Curation flow for tiledbsoma.

See also Curator.

Parameters:
  • experiment_uri (lamindb.core.types.UPathStr) – A local or cloud path to a tiledbsoma.Experiment.

  • var_index (dict[str, tuple[str, DeferredAttribute]]) – The registry fields for mapping the .var indices for measurements. Should be in the form {"measurement name": ("var column", field)}. These keys should be used in the flattened form ('{measurement name}__{column name in .var}') in .standardize or .add_new_from, see the output of .var_index.

  • categoricals (dict[str, DeferredAttribute] | None, default: None) – A dictionary mapping categorical .obs columns to a registry field.

  • obs_columns (DeferredAttribute, default: FieldAttr(Feature.name)) – The registry field for mapping the names of the .obs columns.

  • organism (str | None, default: None) – The organism name.

  • sources (dict[str, Record] | None, default: None) – A dictionary mapping .obs columns to Source records.

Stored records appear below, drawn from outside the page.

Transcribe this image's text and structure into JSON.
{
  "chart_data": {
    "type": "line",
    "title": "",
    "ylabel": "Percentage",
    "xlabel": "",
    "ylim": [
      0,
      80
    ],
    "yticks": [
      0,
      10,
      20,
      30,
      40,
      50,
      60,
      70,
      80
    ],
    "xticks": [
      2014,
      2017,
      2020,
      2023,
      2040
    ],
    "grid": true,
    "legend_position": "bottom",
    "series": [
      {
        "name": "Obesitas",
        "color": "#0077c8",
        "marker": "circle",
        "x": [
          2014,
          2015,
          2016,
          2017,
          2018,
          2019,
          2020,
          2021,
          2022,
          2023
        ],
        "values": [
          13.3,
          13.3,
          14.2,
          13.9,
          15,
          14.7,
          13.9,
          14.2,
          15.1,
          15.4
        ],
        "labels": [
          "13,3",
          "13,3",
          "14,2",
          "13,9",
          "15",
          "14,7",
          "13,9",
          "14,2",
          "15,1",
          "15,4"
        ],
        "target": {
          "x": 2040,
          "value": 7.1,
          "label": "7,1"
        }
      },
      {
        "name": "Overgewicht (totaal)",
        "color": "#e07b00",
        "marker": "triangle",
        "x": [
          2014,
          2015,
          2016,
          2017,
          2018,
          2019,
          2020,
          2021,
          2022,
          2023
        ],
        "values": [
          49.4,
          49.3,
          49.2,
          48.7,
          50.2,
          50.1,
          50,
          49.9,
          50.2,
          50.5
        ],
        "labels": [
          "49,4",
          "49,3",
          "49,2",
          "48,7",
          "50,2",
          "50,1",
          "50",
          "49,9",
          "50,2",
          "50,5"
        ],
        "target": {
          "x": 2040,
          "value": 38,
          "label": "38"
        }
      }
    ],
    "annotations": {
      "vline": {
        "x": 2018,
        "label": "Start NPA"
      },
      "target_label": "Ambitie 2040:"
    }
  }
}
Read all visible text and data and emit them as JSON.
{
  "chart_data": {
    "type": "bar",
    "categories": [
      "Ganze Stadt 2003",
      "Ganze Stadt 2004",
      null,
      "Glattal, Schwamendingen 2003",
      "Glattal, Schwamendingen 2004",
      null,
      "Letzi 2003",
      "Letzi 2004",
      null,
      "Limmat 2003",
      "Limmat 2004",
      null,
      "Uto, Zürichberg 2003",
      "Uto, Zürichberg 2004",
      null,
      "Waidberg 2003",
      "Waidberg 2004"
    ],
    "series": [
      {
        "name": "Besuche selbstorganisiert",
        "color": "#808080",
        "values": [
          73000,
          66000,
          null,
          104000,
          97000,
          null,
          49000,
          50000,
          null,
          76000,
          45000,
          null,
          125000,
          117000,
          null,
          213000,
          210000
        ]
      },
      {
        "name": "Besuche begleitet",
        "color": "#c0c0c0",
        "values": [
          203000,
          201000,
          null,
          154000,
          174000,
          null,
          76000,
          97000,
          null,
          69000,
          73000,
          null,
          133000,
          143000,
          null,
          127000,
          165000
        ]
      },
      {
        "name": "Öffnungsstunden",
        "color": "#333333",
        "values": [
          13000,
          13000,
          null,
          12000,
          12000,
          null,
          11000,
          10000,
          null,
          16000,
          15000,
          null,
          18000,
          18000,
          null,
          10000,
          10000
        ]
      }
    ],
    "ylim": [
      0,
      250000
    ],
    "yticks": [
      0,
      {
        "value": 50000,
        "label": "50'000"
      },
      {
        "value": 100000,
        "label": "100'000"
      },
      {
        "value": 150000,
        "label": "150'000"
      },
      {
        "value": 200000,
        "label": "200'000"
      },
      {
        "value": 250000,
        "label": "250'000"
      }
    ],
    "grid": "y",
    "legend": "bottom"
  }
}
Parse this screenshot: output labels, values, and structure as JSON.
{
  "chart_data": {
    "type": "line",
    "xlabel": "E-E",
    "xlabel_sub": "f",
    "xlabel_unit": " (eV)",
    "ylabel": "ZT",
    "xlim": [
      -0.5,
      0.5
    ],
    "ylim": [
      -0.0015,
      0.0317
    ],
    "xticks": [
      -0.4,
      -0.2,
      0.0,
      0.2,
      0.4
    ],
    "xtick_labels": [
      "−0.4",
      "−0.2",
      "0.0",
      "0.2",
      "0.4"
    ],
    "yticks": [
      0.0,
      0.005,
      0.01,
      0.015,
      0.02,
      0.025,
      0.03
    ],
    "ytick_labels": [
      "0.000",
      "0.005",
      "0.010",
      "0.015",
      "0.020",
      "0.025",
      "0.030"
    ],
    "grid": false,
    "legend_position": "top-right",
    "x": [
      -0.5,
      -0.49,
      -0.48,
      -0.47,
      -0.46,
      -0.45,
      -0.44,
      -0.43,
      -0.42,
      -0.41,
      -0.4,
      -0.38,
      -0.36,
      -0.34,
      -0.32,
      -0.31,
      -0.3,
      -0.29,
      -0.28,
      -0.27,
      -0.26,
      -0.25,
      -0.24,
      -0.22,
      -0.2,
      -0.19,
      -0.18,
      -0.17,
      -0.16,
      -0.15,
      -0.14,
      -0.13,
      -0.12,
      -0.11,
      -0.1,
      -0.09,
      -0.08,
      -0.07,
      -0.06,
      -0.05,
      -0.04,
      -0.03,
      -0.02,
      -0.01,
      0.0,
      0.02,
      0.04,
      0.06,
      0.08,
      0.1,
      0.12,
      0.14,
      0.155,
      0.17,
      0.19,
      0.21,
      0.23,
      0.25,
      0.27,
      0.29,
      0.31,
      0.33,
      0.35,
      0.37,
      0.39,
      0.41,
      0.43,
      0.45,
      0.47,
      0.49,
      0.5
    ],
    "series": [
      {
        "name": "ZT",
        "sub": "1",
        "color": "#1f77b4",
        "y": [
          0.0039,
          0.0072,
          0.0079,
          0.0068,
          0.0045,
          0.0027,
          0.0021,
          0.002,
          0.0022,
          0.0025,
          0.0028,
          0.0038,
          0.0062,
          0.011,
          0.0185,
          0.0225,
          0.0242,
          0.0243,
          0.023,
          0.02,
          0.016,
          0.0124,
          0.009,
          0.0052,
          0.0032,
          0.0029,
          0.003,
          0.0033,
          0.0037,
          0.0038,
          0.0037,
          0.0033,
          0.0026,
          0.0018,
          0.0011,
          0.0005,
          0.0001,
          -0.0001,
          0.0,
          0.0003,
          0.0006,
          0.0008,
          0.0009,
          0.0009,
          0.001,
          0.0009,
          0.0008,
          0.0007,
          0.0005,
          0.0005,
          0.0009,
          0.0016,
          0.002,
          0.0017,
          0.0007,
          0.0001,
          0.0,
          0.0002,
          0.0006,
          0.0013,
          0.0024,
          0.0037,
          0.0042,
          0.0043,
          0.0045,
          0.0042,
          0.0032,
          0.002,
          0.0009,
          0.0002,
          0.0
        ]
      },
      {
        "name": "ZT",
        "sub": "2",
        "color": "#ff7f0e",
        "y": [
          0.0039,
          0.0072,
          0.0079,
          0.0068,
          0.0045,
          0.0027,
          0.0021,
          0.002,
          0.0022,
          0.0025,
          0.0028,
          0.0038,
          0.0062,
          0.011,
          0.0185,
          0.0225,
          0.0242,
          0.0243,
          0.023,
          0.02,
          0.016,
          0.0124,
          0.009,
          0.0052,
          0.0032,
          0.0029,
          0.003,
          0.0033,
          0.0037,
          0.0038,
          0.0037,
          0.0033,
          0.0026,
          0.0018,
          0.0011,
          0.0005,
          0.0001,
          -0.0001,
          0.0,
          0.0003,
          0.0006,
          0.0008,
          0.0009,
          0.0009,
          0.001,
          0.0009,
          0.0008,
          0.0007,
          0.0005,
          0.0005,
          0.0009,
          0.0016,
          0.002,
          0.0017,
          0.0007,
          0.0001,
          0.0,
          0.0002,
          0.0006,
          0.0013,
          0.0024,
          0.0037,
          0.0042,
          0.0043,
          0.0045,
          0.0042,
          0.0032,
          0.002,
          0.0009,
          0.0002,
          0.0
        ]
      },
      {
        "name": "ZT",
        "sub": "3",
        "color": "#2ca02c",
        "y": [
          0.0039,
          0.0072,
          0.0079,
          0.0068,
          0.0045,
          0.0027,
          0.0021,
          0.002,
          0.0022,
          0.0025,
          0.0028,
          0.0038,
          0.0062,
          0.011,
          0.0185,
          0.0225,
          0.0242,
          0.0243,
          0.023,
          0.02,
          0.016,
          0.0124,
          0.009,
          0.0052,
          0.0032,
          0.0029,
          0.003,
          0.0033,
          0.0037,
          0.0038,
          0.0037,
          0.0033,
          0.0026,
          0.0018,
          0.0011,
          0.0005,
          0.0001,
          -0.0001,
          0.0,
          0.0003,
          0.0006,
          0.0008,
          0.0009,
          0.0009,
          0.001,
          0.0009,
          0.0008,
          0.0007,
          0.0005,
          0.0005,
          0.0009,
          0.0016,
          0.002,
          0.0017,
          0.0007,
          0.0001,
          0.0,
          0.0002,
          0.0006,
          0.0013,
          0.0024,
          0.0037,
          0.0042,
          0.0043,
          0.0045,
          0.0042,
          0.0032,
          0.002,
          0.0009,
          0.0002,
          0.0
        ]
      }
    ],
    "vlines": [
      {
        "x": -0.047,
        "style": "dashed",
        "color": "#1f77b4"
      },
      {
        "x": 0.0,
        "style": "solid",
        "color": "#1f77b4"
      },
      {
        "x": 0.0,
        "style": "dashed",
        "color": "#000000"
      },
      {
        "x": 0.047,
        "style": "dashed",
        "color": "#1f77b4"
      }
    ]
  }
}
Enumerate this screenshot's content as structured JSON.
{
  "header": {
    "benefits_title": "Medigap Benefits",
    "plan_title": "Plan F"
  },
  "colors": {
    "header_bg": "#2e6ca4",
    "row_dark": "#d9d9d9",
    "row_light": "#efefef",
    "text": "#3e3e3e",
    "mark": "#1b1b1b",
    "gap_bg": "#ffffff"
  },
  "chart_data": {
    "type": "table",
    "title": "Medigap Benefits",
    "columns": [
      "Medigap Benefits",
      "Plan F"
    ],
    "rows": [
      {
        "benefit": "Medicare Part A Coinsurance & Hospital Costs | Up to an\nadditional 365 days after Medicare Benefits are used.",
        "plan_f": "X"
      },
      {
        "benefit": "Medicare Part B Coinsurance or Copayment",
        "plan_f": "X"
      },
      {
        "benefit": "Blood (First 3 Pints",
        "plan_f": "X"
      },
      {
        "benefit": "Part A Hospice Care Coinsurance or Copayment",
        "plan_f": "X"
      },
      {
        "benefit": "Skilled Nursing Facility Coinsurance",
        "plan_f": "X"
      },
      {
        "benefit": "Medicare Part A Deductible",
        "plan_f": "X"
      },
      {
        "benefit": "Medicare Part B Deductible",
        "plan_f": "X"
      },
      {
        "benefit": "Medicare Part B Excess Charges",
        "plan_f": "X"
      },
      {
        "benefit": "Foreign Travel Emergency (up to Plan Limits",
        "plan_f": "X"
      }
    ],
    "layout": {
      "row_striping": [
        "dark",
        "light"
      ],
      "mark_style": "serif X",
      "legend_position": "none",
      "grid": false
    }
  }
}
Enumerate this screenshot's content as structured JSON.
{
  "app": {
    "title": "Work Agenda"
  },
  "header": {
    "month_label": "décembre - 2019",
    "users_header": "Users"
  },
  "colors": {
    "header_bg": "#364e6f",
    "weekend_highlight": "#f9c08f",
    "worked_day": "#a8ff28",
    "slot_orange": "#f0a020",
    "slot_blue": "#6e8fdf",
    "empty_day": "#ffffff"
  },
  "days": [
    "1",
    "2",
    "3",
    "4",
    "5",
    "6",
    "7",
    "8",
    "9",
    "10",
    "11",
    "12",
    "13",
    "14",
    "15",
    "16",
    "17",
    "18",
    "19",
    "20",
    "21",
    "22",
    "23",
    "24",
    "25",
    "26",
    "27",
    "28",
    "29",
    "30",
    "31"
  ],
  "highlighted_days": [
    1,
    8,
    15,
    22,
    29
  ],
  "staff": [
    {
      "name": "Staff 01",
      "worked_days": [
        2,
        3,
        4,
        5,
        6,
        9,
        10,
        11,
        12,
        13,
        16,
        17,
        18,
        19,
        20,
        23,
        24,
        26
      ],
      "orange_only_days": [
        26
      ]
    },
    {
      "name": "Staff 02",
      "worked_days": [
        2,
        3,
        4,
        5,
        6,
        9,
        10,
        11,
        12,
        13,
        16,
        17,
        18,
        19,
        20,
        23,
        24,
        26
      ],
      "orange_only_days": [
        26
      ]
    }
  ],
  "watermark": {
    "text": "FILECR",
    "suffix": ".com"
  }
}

  • exclude (dict[str, str | list[str]] | None, default: None) – A dictionary mapping column names to values to exclude from validation. When specific Source instances are pinned and may lack default values (e.g., “unknown” or “na”), using the exclude parameter ensures they are not validated.

Return type:

SOMACurator

Examples

>>> import bionty as bt
>>> curator = ln.Curator.from_tiledbsoma(
...     "./my_array_store.tiledbsoma",
...     var_index={"RNA": ("var_id", bt.Gene.symbol)},
...     categoricals={
...         "cell_type_ontology_id": bt.CellType.ontology_id,
...         "donor_id": ln.ULabel.name
...     },
...     organism="human",
... )

Methods

save_artifact(description=None, key=None, revises=None, run=None)

Save the dataset as artifact.

Parameters:
  • description (str | None, default: None) – A description of the DataFrame object.

  • key (str | None, default: None) – A path-like key to reference artifact in default storage, e.g., "myfolder/myfile.fcs". Artifacts with the same key form a revision family.

  • revises (Artifact | None, default: None) – Previous version of the artifact. Triggers a revision.

  • run (Run | None, default: None) – The run that creates the artifact.

Return type:

Artifact

Returns:

A saved artifact record.

standardize(key)

Replace synonyms with standardized values.

Inplace modification of the dataset.

Parameters:

key (str) – The name of the column to standardize.

Return type:

None

Returns:

None

validate()

Validate dataset.

This method also registers the validated records in the current instance.

Return type:

bool

Returns:

Boolean indicating whether the dataset is validated.